Pranshu Gupta, Deep Learning @ Georgia Institute of Technology
Image Captioning is the task of assigning a short textual description to an image which captures the semantic meaning of the visual artifacts. Various approaches have been proposed to generate image captions - encoder decoder models being the most common. New techniques have also emerged recently in which reinforcement learning methods are employed on top of state of the art models to achieve better results. In this article, we discuss a few of these approaches as proposed in the paper "Deep reinforcement learning-based captioning with embedding reward" by Ren et. al.

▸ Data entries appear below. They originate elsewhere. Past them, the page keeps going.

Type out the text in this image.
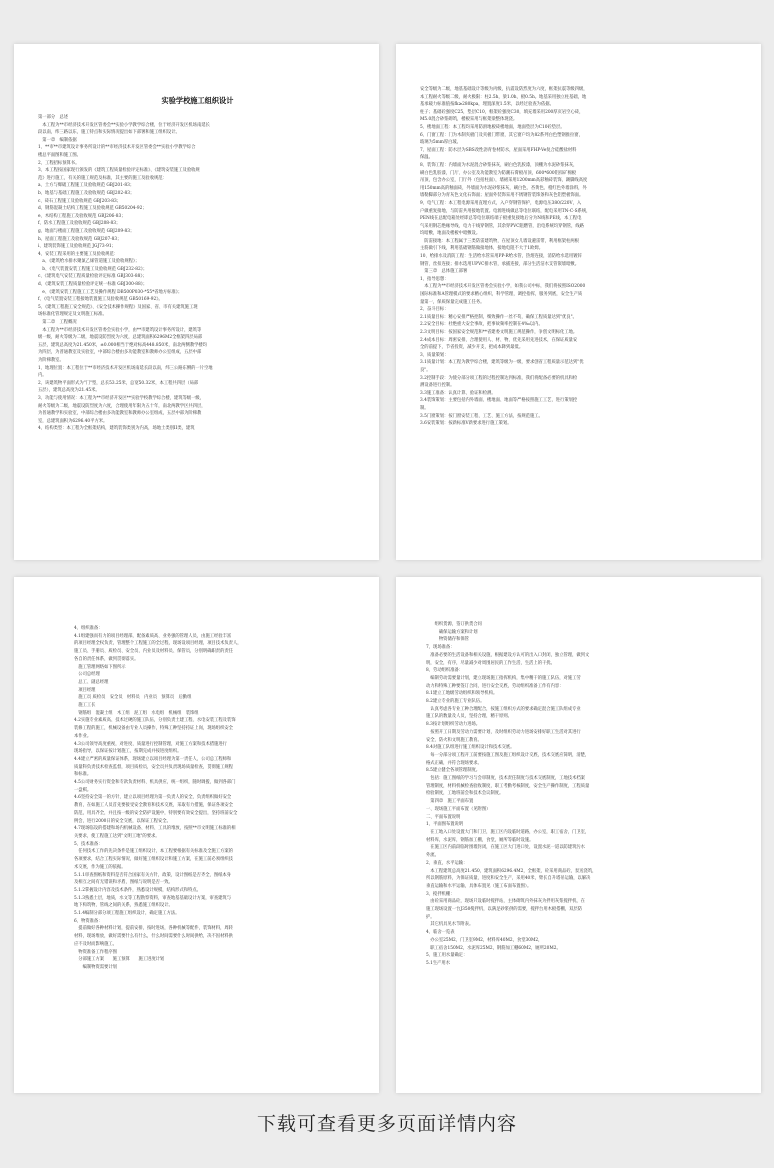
实验学校施工组织设计
第一部分　总述
　本工程为**市经济技术开发区管委会**实验小学教学综合楼，位于经济开发区机场南延长
段以南，纬三路以东，施工特点和实际情况提出如下部署和施工组织设计。
　第一章　编制依据
1、**市**市建筑设计事务所设计的**市经济技术开发区管委会**实验小学教学综合
楼总平面图和施工图。
2、工程招标预算书。
3、本工程按国家现行颁发的《建筑工程质量检验评定标准》、《建筑安装施工及验收规
范》进行施工，有关的施工规范及标准，其主要的施工及验收规范：
a、土方与爆破工程施工及验收规范 GBJ201-83；
b、地基与基础工程施工及验收规范 GBJ202-83；
c、砖石工程施工及验收规范 GBJ203-83；
d、钢筋混凝土结构工程施工及验收规范 GB50204-92；
e、木结构工程施工及验收规范 GBJ206-83；
f、防水工程施工及验收规范 GBJ208-83；
g、地面与楼面工程施工及验收规范 GBJ209-83；
h、屋面工程施工及验收规范 GBJ207-83；
i、建筑装饰施工及验收规范 JGJ73-91；
4、安装工程采用的主要施工及验收规范：
　a、《建筑给水排水聚氯乙烯管道施工及验收规程》；
　b、《电气装置安装工程施工及验收规范 GBJ232-82》；
c、《建筑电气安装工程质量检验评定标准 GBJ303-88》；
d、《建筑安装工程质量检验评定统一标准 GBJ300-88》；
　e、《建筑安装工程施工工艺及操作规程 DB500P030-*55*省地方标准》；
f、《电气装置安装工程接地装置施工及验收规范 GB50169-92》。
5、《建筑工程施工安全规范》、《安全技术操作规程》及国家、省、市有关建筑施工现
场标准化管理规定及文明施工标准。
　第二章　工程概况
　本工程为**市经济技术开发区管委会实验小学，由**市建筑设计事务所设计，建筑等
级一级，耐火等级为二级，地震设防烈度为六度，总建筑面积6296M2全框架四层局部
五层，建筑总高度为21.450米，±0.000相当于绝对标高448.850米，南北两侧教学楼均
为四层，为普通教室及实验室，中部综合楼由多功能教室和教师办公室组成，五层中部
为阶梯教室。
1、地理位置：本工程位于**市经济技术开发区机场南延长段以南，纬三公路东侧的一片空地
内。
2、该建筑物平面形式为"门"型，总长53.25米，总宽50.32米，本工程共四层（局部
五层），建筑总高度为21.45米。
3、功能与使用情况：本工程为**市经济开发区**实验学校教学综合楼，建筑等级一级，
耐火等级为二级，地震设防烈度为六度，合理使用年限为五十年，南北两教学区共四层，
为普通教学和实验室，中部综合楼由多功能教室和教师办公室组成，五层中部为阶梯教
室，总建筑面积为6296.40平方米。
4、结构类型：本工程为全框架结构，建筑装饰类别为内高，场地土类别II类，建筑
安全等级为二级，地基基础设计等级为丙级，抗震设防烈度为六度，框架抗震等级四级，
本工程耐火等级二级，耐火极限：柱2.5h，梁1.0h，板0.5h。地基采用独立柱基础，地
基承载力标准值按fk≥280kpa，埋置深度1.5米，以经过验查为依据。
柱子；基础砼强度C25，垫层C10，框架砼强度C30，填充墙采用200厚页岩空心砖，
M5.0混合砂浆砌筑，楼板采用与框架梁整体现浇。
5、楼地面工程：本工程均采用防滑地板砖楼地面，地面垫层为C10砼垫层。
6、门窗工程：门为木制夹板门及夹板门带窗，其它窗户均为82系列白色塑钢推拉窗，
玻璃为5mm厚白玻。
7、屋面工程：防水层为SBS改性沥青卷材防水，屋面采用FHP-Ve复合硅酸盐材料
保温。
8、装饰工程：内墙面为水泥混合砂浆抹灰，刷白色乳胶漆，顶棚为水泥砂浆抹灰，
刷白色乳胶漆，门厅、办公室及功能教室为防潮石膏板吊顶，600*600铝扣矿棉板
吊顶，包含办公室，门厅外（包括柱面），墙裙采用1200mm高彩釉砖装饰，踢脚线高度
用150mm高的釉面砖，外墙面为水泥砂浆抹灰，刷白色、杏黄色、橙红色外墙涂料，外
墙勒脚部分为青灰色文化石饰面；屋面外装饰采用不锈钢管装饰条和灰色铝塑板饰面。
9、电气工程：本工程电源采用直埋方式，入户穿钢管保护，电源电压380/220V，入
户做重复接地，与防雷共用接地装置。电源进线做总等电位联结，配电采用TN-C-S系统，
PEN线在总配电箱处经即总等电位联结端子板重复接地后分为N线和PE线，本工程电
气采用钢芯绝缘导线，电力干线穿钢管，其余穿PVC阻燃管，沿电系统均穿钢管，线路
均暗敷，地面及楼板中暗敷设。
　防雷接地：本工程属于三类防雷建筑物，在屋顶女儿墙设避雷带，利用框架柱两根
主筋做引下线，利用基础钢筋做接地体，接地电阻不大于1欧姆。
10、给排水及消防工程：生活给水管采用PP-R给水管，热熔连接，消防给水选用镀锌
钢管，丝扣连接；排水选用UPVC排水管，承插连接，部分生活洁水支管嵌墙暗敷。
　第三章　总体施工部署
1、指导思想：
　本工程为**市经济技术开发区管委会实验小学，如我公司中标，我们将按照ISO2000
国际标准和A管理模式的要求精心组织，科学管理，调控指挥，服务到底，安全生产质
量第一，保质保量完成施工任务。
2、奋斗目标：
2.1质量目标：精心安排严格控制，细致操作一丝不苟，确保工程质量达到"优良"。
2.2安全目标：杜绝重大安全事故，把事故频率控制在4‰以内。
2.3文明目标：按国家安全规范和**省建委文明施工规范操作，争创文明标化工地。
2.4成本目标：周密安排，合理使用人、材、物，优先采用先进技术，在保证质量安
全的前提下，节省投资，减少开支，把成本降到最低。
3、质量策划：
3.1质量计划：本工程为教学综合楼，建筑等级为一级，要求创省工程质量示范达到"优
良"。
3.2控制手段：为使分部分项工程的过程控制达到标准，我们将配备必要的机具和检
测设备进行控制。
3.3施工准备：认真计算、验证和检测。
3.4装饰策划：主要包括内外墙面、楼地面、地面等严格按照施工工艺，进行策划控
制。
3.5门窗策划：按门窗安装工程、工艺、施工方法，按规范施工。
3.6安装策划：按新标准V新要求进行施工策划。
4、组织准备：
4.1组建强而有力的项目经理部，配备素质高、业务强的管理人员，由施工经验丰富
的项目经理全权负责，管理整个工程施工的全过程，现场设项目经理，项目技术负责人，
施工员、手册员、质检员、安全员、内业员及材料员、保管员，分别明确职责的责任
各自的责任体系，做到贯彻落实。
　施工管理网络如下图所示
　公司总经理
　总工、副总经理
　项目经理
　施工员 质检员　安全员　材料员　内业员　预算员　后勤组
　施工工长
　钢筋组　混凝土组　木工组　泥工组　水电组　机械组　装饰组
4.2实施专业素质高、技术过硬的施工队伍，分别负责土建工程、水电安装工程及装饰
装修工程的施工，机械设备由专业人员操作，特殊工种坚持持证上岗，现场组织安全
本作业。
4.3公司领导高度重视，对进度、质量进行控制管理，对施工方案和技术措施进行
现场指导，以保证按计划施工，按期完成并按进度组织。
4.4建立严密的质量保证体系，现场建立以项目经理为第一责任人，公司总工程师和
质量科负责技术检查监督，项目质检员，安全员共负责现场质量检查，贯彻施工规程
和标准。
4.5公司财务实行资金和专款负责材料、机具供应，统一组织，随时调拨，做到各部门
一盘棋。
4.6坚持安全第一的方针，建立以项目经理为第一负责人的安全，负责组织做好安全
教育，在如施工人员首先要接受安全教育和技术交底，采取有力措施，保证各项安全
防范，用具齐全，并且按一级的安全防护设施中，特别要有效安全提出，坚持班前安全
例会，进行2000日的安全交底，以保证工程安全。
4.7现场临设的搭建和场内机械设备、材料、工具的堆放，按照**市文明施工标准的相
关要求，使工程施工达到"文明工地"的要求。
5、技术准备：
　任何技术工作的先决条件是施工组织设计，本工程要根据有关标准及全施工方案的
各项要求，结合工程实际情况，做好施工组织设计和施工方案，在施工前必须组织技
术交底，作为施工的依据。
5.1.1审查图纸和资料是否符合国家有关方针，政策，设计图纸是否齐全，图纸本身
及相互之间有无错误和矛盾，图纸与说明是否一致。
5.1.2掌握设计内容及技术条件，熟悉设计规模，结构形式和特点。
5.1.3熟悉土层，地质，水文等工程勘察资料，审查地基基础设计方案，审查建筑与
地下构筑物，管线之间的关系，熟悉施工组织设计。
5.1.4编制分部分项工程施工组织设计，确定施工方法。
6、物资准备：
　提前做好各种材料计划，提前安排，按时进场，各种机械等配件，装饰材料，周转
材料，现场堆放，做好需要什么有什么，什么时间需要什么时间供给，决不因材料供
应不及时而影响施工。
　物资准备工作程序图
　分部施工方案　　施工预算　　施工进度计划
　　编制物资需要计划
　　组织货源，签订供货合同
　　　确保运输方案和计划
　　　物资储存和保管
7、现场准备：
　准备必要的生活设备和相关设施，根据建设方认可的出入口封闭，独立管理，做到文
明，安全，有序，尽量减少对周围居民的工作生活，生活上的干扰。
8、劳动组织准备：
　编制劳动需要量计划，建立现场施工指挥机构，集中精干的施工队伍，对施工劳
动力和特殊工种要签订合同，进行安全交底，劳动组织准备工作有内容：
8.1建立工地级劳动组织和领导机构。
8.2建立专业的施工专业队伍。
　认真考虑各专业工种合理配合，按施工组织方式的要求确定混合施工队组成专业
施工队的数量及人员，坚持合理，精干原则。
8.3按计划组织劳动力进场。
　按照开工日期及劳动力需要计划，及时组织劳动力进场安排好职工生活对其进行
安全、防火和文明施工教育。
8.4对施工队组进行施工组织设计和技术交底。
　每一分部分项工程开工前要按施工图及施工组织设计交底，技术交底应简明，清楚，
格式正确，并符合现场要求。
8.5建立健全各项管理制度。
　包括：施工图纸的学习与会审制度，技术责任制度与技术交底制度，工地技术档案
管理制度，材料机械检查验收制度，职工考勤考核制度，安全生产操作制度，工程质量
检验制度，工地班前会和技术会议制度。
　第四章　施工平面布置
一、现场施工平面布置（见附图）
二、平面布置说明
1、平面图布置说明
　在工地入口处设置大门和门卫，施工区内设临时道路，办公室，职工宿舍，门卫室，
材料库，水泥库，钢筋加工棚，食堂，厕所等临时设施。
　在施工区内前段临时围墙封闭，在施工区大门进口处，设置水泥一道以防建筑污水
外流。
2、垂直，水平运输：
　本工程建筑总高度21.450，建筑面积6296.4M2，全框架，砼采用商品砼，泵送浇筑，
所以钢筋原料，为保证质量，进度和安全生产，采用40米，臂长自升塔吊运输，以解决
垂直运输和水平运输，具体布置见（施工布面布置图）。
3、搅拌机棚：
　由砼采用商品砼，现场只设临时搅拌站，主体砌筑内外抹灰为拌用灰浆搅拌机，在
施工现场设置一台J350搅拌机，以满足砂浆供的需要，搅拌台用木板搭棚，双层防
护。
　其它机具见水节附表。
4、临舍一览表
　办公室25M2，门卫室9M2，材料库40M2，食堂30M2，
　职工宿舍150M2，水泥库25M2，钢筋加工棚60M2，厕所20M2。
5、施工用水量确定：
5.1生产用水
下载可查看更多页面详情内容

We define the agent as the caption generator, the state as the visual features and caption generated so far, the action space as the available vocabulary, and the reward as the similarity between the visual and text embedding of the image and the ground truth captions in the same vector space. The task is defined as choosing the next word for the caption (action) given the visual (image) and semantic (caption so far) features as state, as per the approximate optimal policy.
The policy, reward and the value functions are approximated with deep neural network, with visual features encoded with the help of CNN based network (VGG-16) and semantic features with the help of RNN based networks.

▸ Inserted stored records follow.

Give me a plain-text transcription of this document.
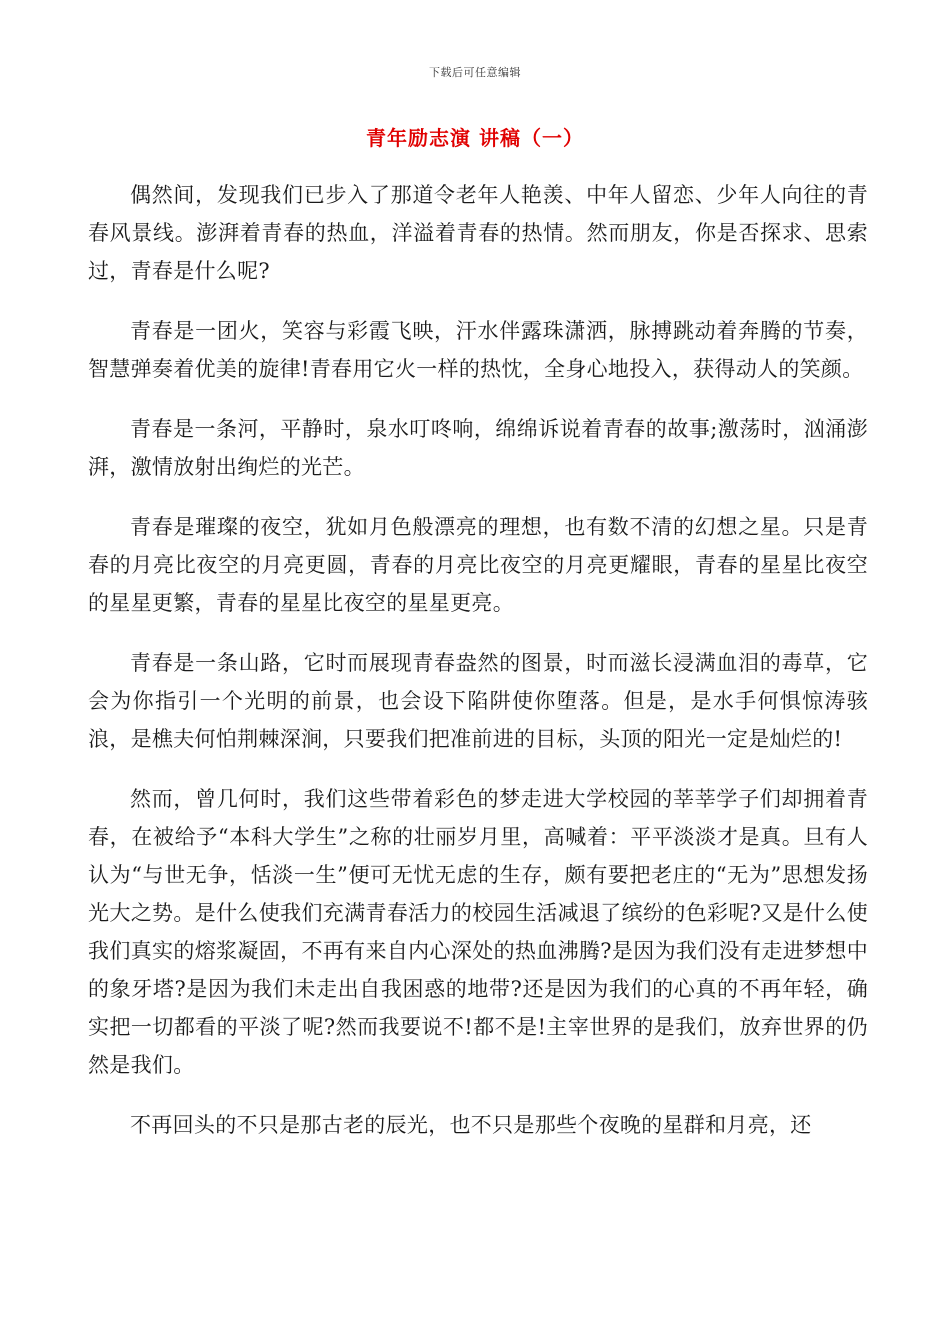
下载后可任意编辑
青年励志演 讲稿（一）

偶然间，发现我们已步入了那道令老年人艳羡、中年人留恋、少年人向往的青春风景线。澎湃着青春的热血，洋溢着青春的热情。然而朋友，你是否探求、思索过，青春是什么呢?

青春是一团火，笑容与彩霞飞映，汗水伴露珠潇洒，脉搏跳动着奔腾的节奏，智慧弹奏着优美的旋律!青春用它火一样的热忱，全身心地投入，获得动人的笑颜。

青春是一条河，平静时，泉水叮咚响，绵绵诉说着青春的故事;激荡时，汹涌澎湃，激情放射出绚烂的光芒。

青春是璀璨的夜空，犹如月色般漂亮的理想，也有数不清的幻想之星。只是青春的月亮比夜空的月亮更圆，青春的月亮比夜空的月亮更耀眼，青春的星星比夜空的星星更繁，青春的星星比夜空的星星更亮。

青春是一条山路，它时而展现青春盎然的图景，时而滋长浸满血泪的毒草，它会为你指引一个光明的前景，也会设下陷阱使你堕落。但是，是水手何惧惊涛骇浪，是樵夫何怕荆棘深涧，只要我们把准前进的目标，头顶的阳光一定是灿烂的!

然而，曾几何时，我们这些带着彩色的梦走进大学校园的莘莘学子们却拥着青春，在被给予“本科大学生”之称的壮丽岁月里，高喊着：平平淡淡才是真。旦有人认为“与世无争，恬淡一生”便可无忧无虑的生存，颇有要把老庄的“无为”思想发扬光大之势。是什么使我们充满青春活力的校园生活减退了缤纷的色彩呢?又是什么使我们真实的熔浆凝固，不再有来自内心深处的热血沸腾?是因为我们没有走进梦想中的象牙塔?是因为我们未走出自我困惑的地带?还是因为我们的心真的不再年轻，确实把一切都看的平淡了呢?然而我要说不!都不是!主宰世界的是我们，放弃世界的仍然是我们。

不再回头的不只是那古老的辰光，也不只是那些个夜晚的星群和月亮，还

The component networks, their training and evaluation code is implemented in the Deep_Captioning.ipynb notebook. MSCOCO dataset is used for all the training and evaluation with the 2014 splits. The implementation works with 512 dimensional features vectors instead of raw images. These feature vectors were extracted from the fully connected (fc7) layer of VGG-16 which gives 4096 dimensional vectors, the PCA was applied on them to get 512 dim vectors. The notebook itself is self contained with code and description.

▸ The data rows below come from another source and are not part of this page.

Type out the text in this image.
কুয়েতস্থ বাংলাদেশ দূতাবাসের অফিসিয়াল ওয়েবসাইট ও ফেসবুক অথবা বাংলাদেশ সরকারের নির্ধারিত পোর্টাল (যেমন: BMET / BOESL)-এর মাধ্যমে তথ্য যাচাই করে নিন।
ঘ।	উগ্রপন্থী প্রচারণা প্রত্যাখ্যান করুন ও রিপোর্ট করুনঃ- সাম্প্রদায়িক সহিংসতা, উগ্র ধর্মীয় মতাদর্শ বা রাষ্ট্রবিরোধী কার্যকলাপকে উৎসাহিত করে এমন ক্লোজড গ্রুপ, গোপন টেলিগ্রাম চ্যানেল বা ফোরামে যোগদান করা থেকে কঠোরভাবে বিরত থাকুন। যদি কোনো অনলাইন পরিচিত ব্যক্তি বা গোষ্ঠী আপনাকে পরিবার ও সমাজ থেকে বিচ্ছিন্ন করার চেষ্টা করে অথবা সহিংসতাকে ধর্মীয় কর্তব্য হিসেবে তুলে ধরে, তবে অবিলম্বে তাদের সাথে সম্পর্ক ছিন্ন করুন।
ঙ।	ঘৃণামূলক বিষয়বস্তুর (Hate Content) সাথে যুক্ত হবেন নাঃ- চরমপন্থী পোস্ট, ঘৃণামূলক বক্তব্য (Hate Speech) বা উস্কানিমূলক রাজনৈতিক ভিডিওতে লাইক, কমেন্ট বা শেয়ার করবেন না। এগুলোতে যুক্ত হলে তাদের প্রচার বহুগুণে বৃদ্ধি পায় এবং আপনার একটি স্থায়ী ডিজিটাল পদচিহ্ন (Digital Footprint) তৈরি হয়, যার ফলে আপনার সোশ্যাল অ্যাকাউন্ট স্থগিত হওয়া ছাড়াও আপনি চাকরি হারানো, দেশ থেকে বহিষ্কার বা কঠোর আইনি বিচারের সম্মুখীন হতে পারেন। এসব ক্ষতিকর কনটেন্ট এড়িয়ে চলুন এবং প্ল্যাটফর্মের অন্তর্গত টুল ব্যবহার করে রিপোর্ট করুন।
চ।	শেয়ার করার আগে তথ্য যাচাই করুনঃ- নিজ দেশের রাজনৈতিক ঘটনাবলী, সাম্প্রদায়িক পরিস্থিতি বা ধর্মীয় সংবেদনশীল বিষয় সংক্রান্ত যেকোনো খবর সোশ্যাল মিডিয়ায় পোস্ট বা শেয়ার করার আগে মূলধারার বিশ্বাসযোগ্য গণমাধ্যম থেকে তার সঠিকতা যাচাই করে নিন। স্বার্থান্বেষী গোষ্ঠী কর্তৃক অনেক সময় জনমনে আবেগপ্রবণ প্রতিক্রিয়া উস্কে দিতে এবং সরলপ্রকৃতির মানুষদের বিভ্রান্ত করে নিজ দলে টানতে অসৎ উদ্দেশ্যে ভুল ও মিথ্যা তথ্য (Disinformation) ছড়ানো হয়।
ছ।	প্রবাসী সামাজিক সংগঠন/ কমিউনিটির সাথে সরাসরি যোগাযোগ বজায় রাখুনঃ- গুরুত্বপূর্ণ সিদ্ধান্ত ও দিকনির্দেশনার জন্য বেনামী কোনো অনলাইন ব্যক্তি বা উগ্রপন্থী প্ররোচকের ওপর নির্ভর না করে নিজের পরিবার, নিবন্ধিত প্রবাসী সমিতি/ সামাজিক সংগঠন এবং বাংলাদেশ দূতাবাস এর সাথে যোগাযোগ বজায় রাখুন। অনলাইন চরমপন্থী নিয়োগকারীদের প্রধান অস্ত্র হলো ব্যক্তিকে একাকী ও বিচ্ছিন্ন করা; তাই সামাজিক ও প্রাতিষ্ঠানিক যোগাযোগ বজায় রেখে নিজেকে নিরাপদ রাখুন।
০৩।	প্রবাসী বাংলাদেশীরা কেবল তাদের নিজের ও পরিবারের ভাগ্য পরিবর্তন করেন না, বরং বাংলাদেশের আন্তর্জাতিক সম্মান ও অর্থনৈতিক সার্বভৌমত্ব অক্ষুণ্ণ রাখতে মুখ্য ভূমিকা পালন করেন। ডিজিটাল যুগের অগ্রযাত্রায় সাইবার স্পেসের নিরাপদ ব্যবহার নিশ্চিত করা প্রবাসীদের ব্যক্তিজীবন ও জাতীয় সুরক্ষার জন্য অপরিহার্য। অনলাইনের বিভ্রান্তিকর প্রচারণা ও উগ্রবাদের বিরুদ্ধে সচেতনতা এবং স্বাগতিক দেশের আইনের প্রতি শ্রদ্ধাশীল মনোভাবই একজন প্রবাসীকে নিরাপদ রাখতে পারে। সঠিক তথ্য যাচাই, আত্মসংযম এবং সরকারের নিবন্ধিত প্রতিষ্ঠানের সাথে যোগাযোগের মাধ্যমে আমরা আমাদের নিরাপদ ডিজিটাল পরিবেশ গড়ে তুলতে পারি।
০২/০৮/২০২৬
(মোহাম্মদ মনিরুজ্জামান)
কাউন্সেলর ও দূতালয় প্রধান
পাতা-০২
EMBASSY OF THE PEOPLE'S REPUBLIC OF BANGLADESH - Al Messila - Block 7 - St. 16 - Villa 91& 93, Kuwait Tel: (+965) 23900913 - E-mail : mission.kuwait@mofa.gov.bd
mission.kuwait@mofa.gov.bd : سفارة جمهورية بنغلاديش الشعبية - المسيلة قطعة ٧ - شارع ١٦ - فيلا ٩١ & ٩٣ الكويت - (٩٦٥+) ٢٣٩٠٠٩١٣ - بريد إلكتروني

The dataset files should be kept in "code/utils/datasets/coco_captioning", with the following file names:
coco2014_captions.h5
train2014_images.txt
train2014_vgg16_fc7.h5
val2014_images.txt
val2014_vgg16_fc7.h5
coco2014_vocab.json
train2014_urls.txt
train2014_vgg16_fc7_pca.h5
val2014_urls.txt
val2014_vgg16_fc7_pca.h5
These files can be downloaded using the get_assignment_data.sh shell script
Ren, Zhou, et al. "Deep reinforcement learning-based image captioning with embedding reward." Proceedings of the IEEE Conference on Computer Vision and Pattern Recognition. 2017.